Rural hospitals in a bind, panel told

UAMS chief says hard-to-get health workers part of issue

A declining population of potential patients and difficulty recruiting doctors, nurses and other health care professionals are among the challenges the state's rural hospitals face, hospital officials told a legislative committee Thursday.

Addressing the Legislative Council's Hospital and Medicaid Study Subcommittee, Cam Patterson, chancellor of the University of Arkansas for Medical Sciences, noted that 39 of the state's 75 counties have just one hospital, and 28 don't have one at all.

He credited the state's decision to expand Medicaid in 2014 with staving off a wave of rural hospital closures, such as ones that affected surrounding states that did not expand Medicaid.

"If a similar wave were to break in the state of Arkansas, it would literally break the back of health care in the state," Patterson said.

The subcommittee's House chairman, Rep. Fred Love, D-Little Rock, said the meeting was the first in a series that the group will have on health care in rural areas.

"We want to focus on rural health because we did not focus very much on rural health during the 92nd General Assembly," Love said, referring to the legislative session that ended in April.

The issue affects residents' health as well as their economic well-being, since hospitals are often one of a community's biggest employers, he said.

The difficulties that rural hospitals face were highlighted earlier this year when Sevier County's only hospital, De Queen Medical Center, closed after the financial collapse of its Missouri parent company, EmpowerHMS.

Last month, Conway Regional Medical Center took control of Dardanelle Hospital and River Valley Medical Center, which had been described by its board as being in fiscal distress under its previous owner, Allegiance Health Management of Shreveport.

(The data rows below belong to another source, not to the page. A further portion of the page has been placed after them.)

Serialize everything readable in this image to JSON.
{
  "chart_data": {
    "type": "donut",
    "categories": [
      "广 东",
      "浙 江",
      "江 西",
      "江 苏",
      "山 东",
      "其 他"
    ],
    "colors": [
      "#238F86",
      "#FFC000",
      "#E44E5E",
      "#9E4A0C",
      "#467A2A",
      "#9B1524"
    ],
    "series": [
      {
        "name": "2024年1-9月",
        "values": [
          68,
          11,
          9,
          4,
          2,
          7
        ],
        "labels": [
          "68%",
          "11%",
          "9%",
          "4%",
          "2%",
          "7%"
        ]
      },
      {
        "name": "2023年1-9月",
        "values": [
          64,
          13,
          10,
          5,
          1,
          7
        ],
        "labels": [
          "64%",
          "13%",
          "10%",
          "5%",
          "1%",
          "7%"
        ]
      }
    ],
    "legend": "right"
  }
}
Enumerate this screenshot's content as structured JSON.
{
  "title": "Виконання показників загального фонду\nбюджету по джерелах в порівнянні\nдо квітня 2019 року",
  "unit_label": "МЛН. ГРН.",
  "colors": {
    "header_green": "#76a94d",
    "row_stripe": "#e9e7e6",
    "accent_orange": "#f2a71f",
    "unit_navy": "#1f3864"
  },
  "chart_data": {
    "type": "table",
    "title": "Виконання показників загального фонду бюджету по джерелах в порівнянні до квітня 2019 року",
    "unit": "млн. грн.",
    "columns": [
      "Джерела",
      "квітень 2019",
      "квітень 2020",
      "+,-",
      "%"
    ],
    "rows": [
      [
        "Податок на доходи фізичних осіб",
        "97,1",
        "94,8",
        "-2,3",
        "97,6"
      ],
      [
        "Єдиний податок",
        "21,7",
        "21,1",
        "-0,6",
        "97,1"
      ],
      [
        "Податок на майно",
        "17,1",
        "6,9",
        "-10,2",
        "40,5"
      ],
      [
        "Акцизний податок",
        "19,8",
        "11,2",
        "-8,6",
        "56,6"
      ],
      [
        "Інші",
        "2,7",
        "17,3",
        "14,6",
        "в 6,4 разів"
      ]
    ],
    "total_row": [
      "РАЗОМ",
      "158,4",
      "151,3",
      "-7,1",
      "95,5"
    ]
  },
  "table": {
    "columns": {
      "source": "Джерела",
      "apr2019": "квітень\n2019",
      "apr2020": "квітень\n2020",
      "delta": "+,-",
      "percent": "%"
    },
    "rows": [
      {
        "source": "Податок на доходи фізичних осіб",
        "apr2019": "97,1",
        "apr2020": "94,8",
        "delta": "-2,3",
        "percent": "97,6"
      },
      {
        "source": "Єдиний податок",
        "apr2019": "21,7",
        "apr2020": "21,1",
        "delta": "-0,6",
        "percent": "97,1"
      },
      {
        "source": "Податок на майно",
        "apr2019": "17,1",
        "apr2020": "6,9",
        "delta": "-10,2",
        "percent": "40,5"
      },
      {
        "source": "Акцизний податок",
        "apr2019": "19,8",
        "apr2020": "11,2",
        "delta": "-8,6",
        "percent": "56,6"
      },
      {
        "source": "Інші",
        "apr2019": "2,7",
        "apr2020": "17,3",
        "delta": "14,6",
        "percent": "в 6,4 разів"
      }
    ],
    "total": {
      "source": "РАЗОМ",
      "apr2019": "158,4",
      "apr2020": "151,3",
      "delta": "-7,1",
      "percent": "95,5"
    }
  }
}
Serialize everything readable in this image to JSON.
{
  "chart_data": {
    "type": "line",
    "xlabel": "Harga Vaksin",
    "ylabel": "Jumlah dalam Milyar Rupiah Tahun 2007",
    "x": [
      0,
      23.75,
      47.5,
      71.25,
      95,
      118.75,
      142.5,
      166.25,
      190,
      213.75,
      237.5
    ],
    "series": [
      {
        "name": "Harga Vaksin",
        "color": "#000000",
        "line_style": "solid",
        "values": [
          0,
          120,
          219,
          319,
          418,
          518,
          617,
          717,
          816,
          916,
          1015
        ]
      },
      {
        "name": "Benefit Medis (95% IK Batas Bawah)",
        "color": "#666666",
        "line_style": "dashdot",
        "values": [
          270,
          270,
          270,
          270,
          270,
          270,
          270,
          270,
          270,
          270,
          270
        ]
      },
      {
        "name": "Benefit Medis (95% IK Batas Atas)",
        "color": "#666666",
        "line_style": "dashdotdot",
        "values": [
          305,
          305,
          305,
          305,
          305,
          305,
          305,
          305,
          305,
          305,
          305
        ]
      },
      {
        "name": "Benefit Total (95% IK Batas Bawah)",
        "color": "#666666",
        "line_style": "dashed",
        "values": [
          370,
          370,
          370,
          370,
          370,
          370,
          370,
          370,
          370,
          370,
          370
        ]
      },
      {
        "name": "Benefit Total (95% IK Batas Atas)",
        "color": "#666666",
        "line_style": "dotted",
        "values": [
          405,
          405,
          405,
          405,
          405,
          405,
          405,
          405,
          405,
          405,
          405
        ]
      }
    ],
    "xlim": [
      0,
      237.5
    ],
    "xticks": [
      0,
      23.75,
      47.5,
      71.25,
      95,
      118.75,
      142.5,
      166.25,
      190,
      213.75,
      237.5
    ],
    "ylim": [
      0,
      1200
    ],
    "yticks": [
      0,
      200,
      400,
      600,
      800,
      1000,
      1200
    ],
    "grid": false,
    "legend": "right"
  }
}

Patterson said a lack of access to health care providers is "probably the overwhelming factor" explaining why Arkansas ranks near the bottom of states on measures of health outcomes.

One way UAMS is trying to help is by providing rural hospitals with access to its specialists through telemedicine.

The state also needs to "dramatically increase the number of health care professionals that we train in the state," he said.

Phillip Gilmore, chief executive of Ashley County Medical Center in Crossett, said his hospital has had success in recruiting physicians, but is constantly searching for nurses and other health care professionals.

"We've been looking for two physical therapists now for a long time, and we can't find some who will come to a rural area," he said.